Dozens of young workers sit before computers in blue plastic chairs, drawing up battle plans for Foxconn’s sales initiative for its new Sharp-branded television sets. “Sell Sharp with all your might,” a red banner hanging from the ceiling commands.
Foxconn’s acquisition of Japan’s Sharp Corp. SHCAY 4.58% last year was the Taiwanese company’s first big effort toward transforming itself from a contract manufacturer to a technology powerhouse, with its own brands and product lines.
It is now bidding $27 billion for Toshiba Corp.’s memory-chip business, underscoring just how seriously Foxconn—formally known as Hon Hai Precision Industry Co. 2317 -0.31% —wants to reinvent itself.
Behind both the Sharp and Toshiba plays is the conviction of Foxconn Chairman Terry Gou that the company he started 43 years ago must have its own components and brands if it is to survive to become what he has called a “100-year company.”
With sales of Apple’s iPhone, Foxconn’s bread-and-butter product, declining for the first time last year, analysts endorse Foxconn’s new direction. But they caution that going up against bigger, established competitors such as Samsung Electronics Corp. won’t be easy.
Acquiring the Toshiba business could help Foxconn shave costs by giving it an in-house supply for memory chips for Sharp TVs and other electronics. But the bid is already hitting headwinds from some Japanese government officials, who see the chip business as a strategic asset, people familiar with the matter say.
That opposition is driving pressure for a Japanese company or a joint U.S.-Japan team to end up with the winning bid, these people say.
Foxconn had faced similar resistance in its bid for Sharp, which it ultimately overcame. But the jury is still out on whether the $3.5 billion Foxconn paid for its 66% ownership of Sharp was a good investment.
The Sharp brand was once an industry leader, but has lost its shine in both Asia and the West, says Mark Stocker, managing director of Taiwan-based brand consultancy DDG. “In the past five years, Sharp hasn’t really been part of consumers’ consideration,” he said.
Sharp’s global TV market share was 2% last year, and even lower in China where local brands such as Hisense and TCL dominate, said Eric Chiou, senior research director of TrendForce WitsView.
The challenge could be seen at a Suning electronics outlet in Beijing, where Sharp’s display was tucked away in the back. A salesman said shoppers preferred either budget Chinese brands or upscale models with curved screens.
Freddie Yuan, Foxconn’s new chief marketing officer, says he recognizes the Sharp brand needs a reboot.

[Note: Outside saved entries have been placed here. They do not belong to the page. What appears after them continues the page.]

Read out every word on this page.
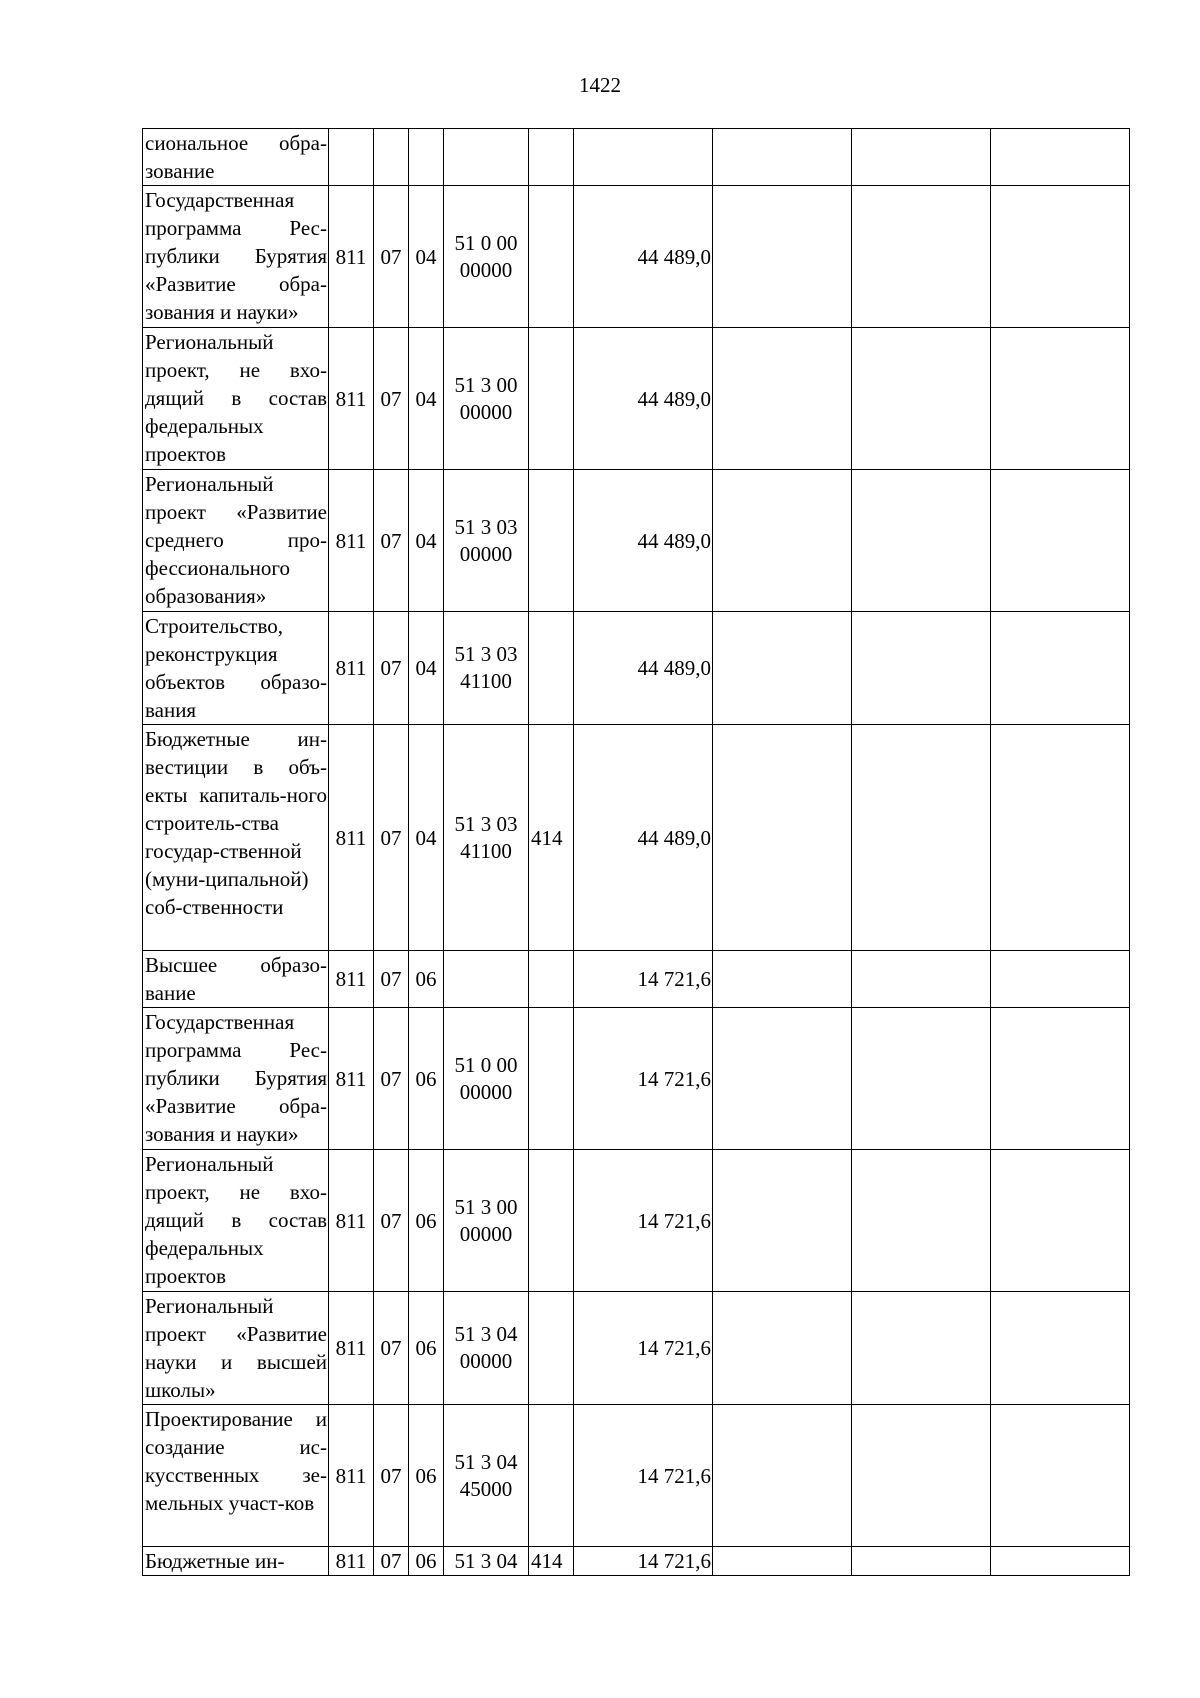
1422
сиональное обра-зование				

Государственная программа Рес-публики Бурятия «Развитие обра-зования и науки»	811	07	04	51 0 00
00000		44 489,0			
Региональный проект, не вхо-дящий в состав федеральных проектов	811	07	04	51 3 00
00000		44 489,0			
Региональный проект «Развитие среднего про-фессионального образования»	811	07	04	51 3 03
00000		44 489,0			
Строительство, реконструкция объектов образо-вания	811	07	04	51 3 03
41100		44 489,0			
Бюджетные ин-вестиции в объ-екты капиталь-ного строитель-ства государ-ственной (муни-ципальной) соб-ственности	811	07	04	51 3 03
41100	414	44 489,0			
Высшее образо-вание	811	07	06			14 721,6			
Государственная программа Рес-публики Бурятия «Развитие обра-зования и науки»	811	07	06	51 0 00
00000		14 721,6			
Региональный проект, не вхо-дящий в состав федеральных проектов	811	07	06	51 3 00
00000		14 721,6			
Региональный проект «Развитие науки и высшей школы»	811	07	06	51 3 04
00000		14 721,6			
Проектирование и создание ис-кусственных зе-мельных участ-ков	811	07	06	51 3 04
45000		14 721,6			
Бюджетные ин-	811	07	06	51 3 04	414	14 721,6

“In our designs, we need to appeal to younger consumers,” said Mr. Yuan, at his temporary office in the Foxconn warehouse.
Foxconn is aiming to double Sharp’s TV sales to 10 million units this year—and China is the primary market, because U.S. rights were previously sold to China’s Hisense. The company is sponsoring Chinese reality shows and rolling out billboard and TV ads with the slogan “Sharp powered by Foxconn.”

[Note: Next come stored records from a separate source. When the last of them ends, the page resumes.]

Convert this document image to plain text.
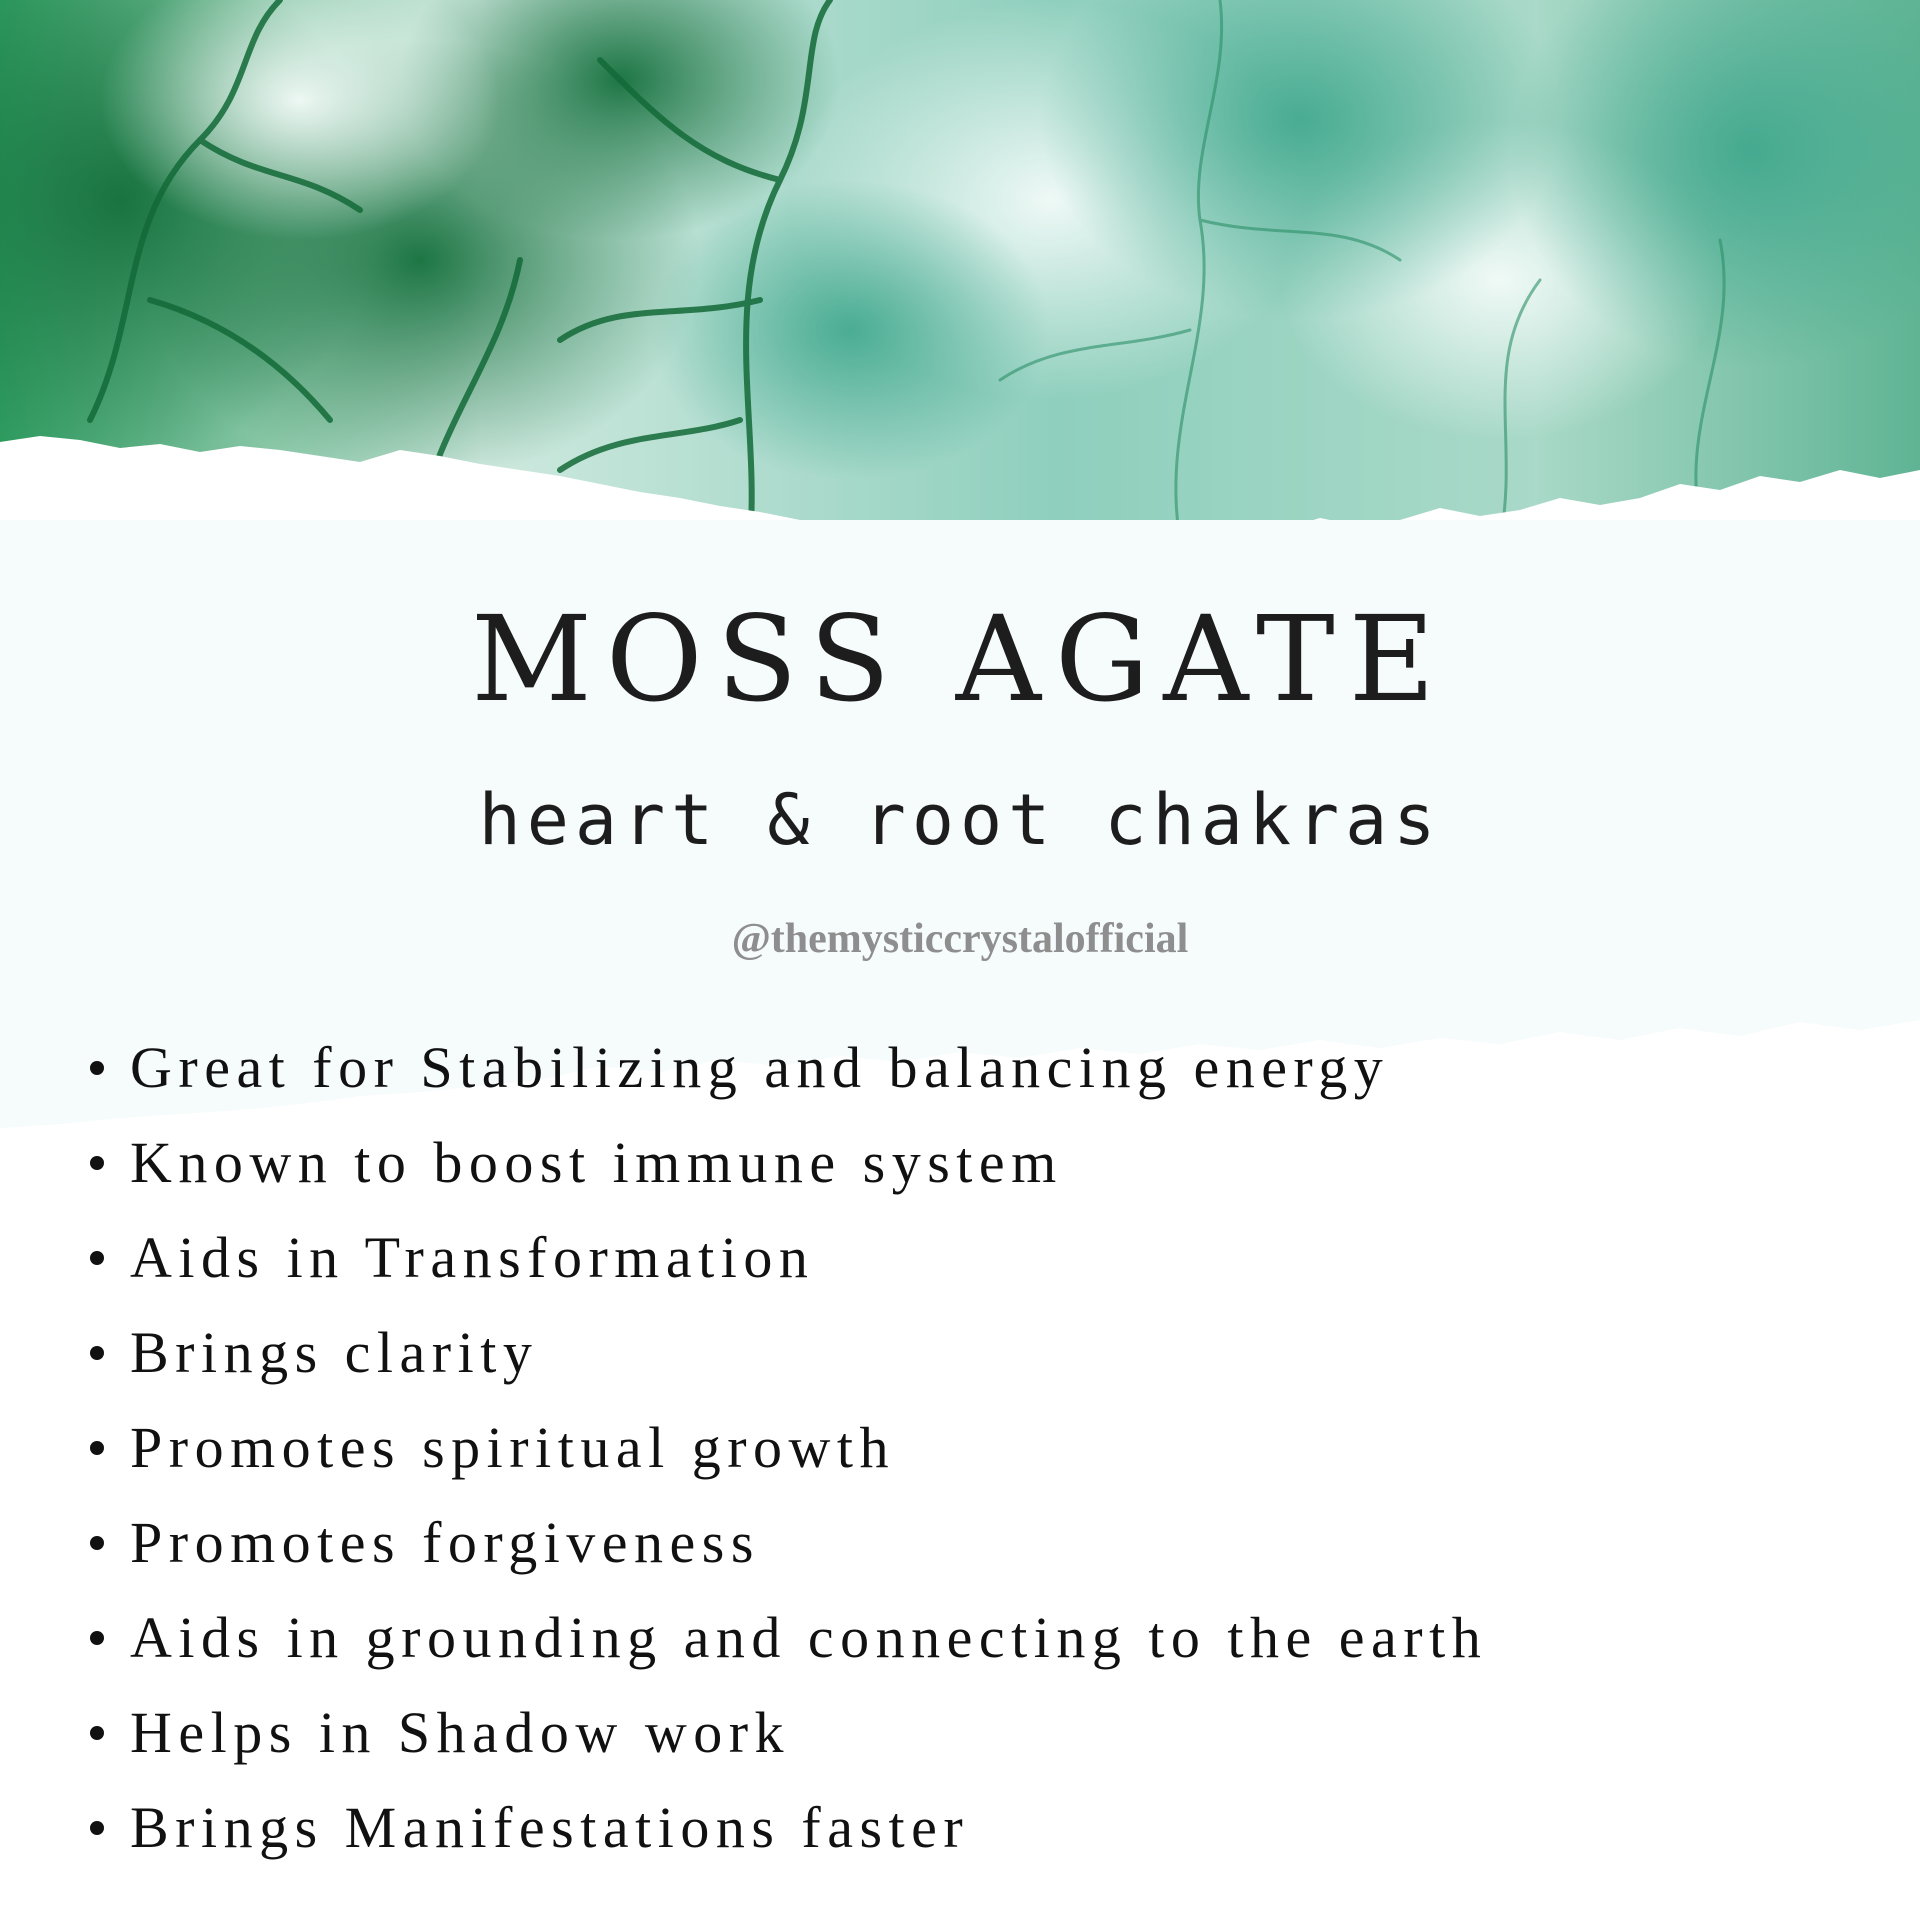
MOSS AGATE
heart & root chakras
@themysticcrystalofficial
Great for Stabilizing and balancing energy
Known to boost immune system
Aids in Transformation
Brings clarity
Promotes spiritual growth
Promotes forgiveness
Aids in grounding and connecting to the earth
Helps in Shadow work
Brings Manifestations faster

“We’ll be launching new products every month,” said Mr. Yuan, who declined to disclose the advertising budget. “That’s the only way we can adapt to the fast China market.”
Foxconn’s key advantage is its manufacturing scale, which allows it to slash Sharp’s prices, said Jacob Chen, Foxconn’s vice chairman overseeing the brand’s China push.
“We can make most key components ourselves,” Mr. Chen said. “This has a big effect on our efficiency and costs.”
The company has offered deep promotional discounts, such as a buy-one-get-one-free TV sale on Nov. 11, China’s annual shopping day.
But cost-cutting itself isn’t enough to build a brand. Some longtime Foxconn executives privately express doubts that a company known for penny-pinching would ever lavish big money on marketing.
A longer-term challenge for Foxconn could involve launching its own brands without annoying longtime customers such as Apple. Taiwanese manufacturers Acer Inc. andAsustek Computer Inc. previously faced a similar challenge, and ultimately split their businesses to avoid client conflicts.
For now, Foxconn has carefully steered the Sharp business to avoid conflicts with Apple, which still supplies more than half of its revenue, says Fubon Securities analyst Arthur Liao. But Foxconn last year also quietly acquired the Nokia phone brand, a potential conflict if the company pushes its own phones in the future.
That Foxconn will have a future doesn’t appear to be a question at its Shenzhen campus—one of the world’s largest factory complexes, with more than 300,000 workers.
Almost all of the buildings here are unrelentingly spare and utilitarian, including the central “War Room” where Mr. Gou meets with clients. But the new Sharp center has sleek furnishings and even a yoga room and spiral slide from the second floor to the lobby, a nod to the Silicon Valley startups that Foxconn wants to be more like.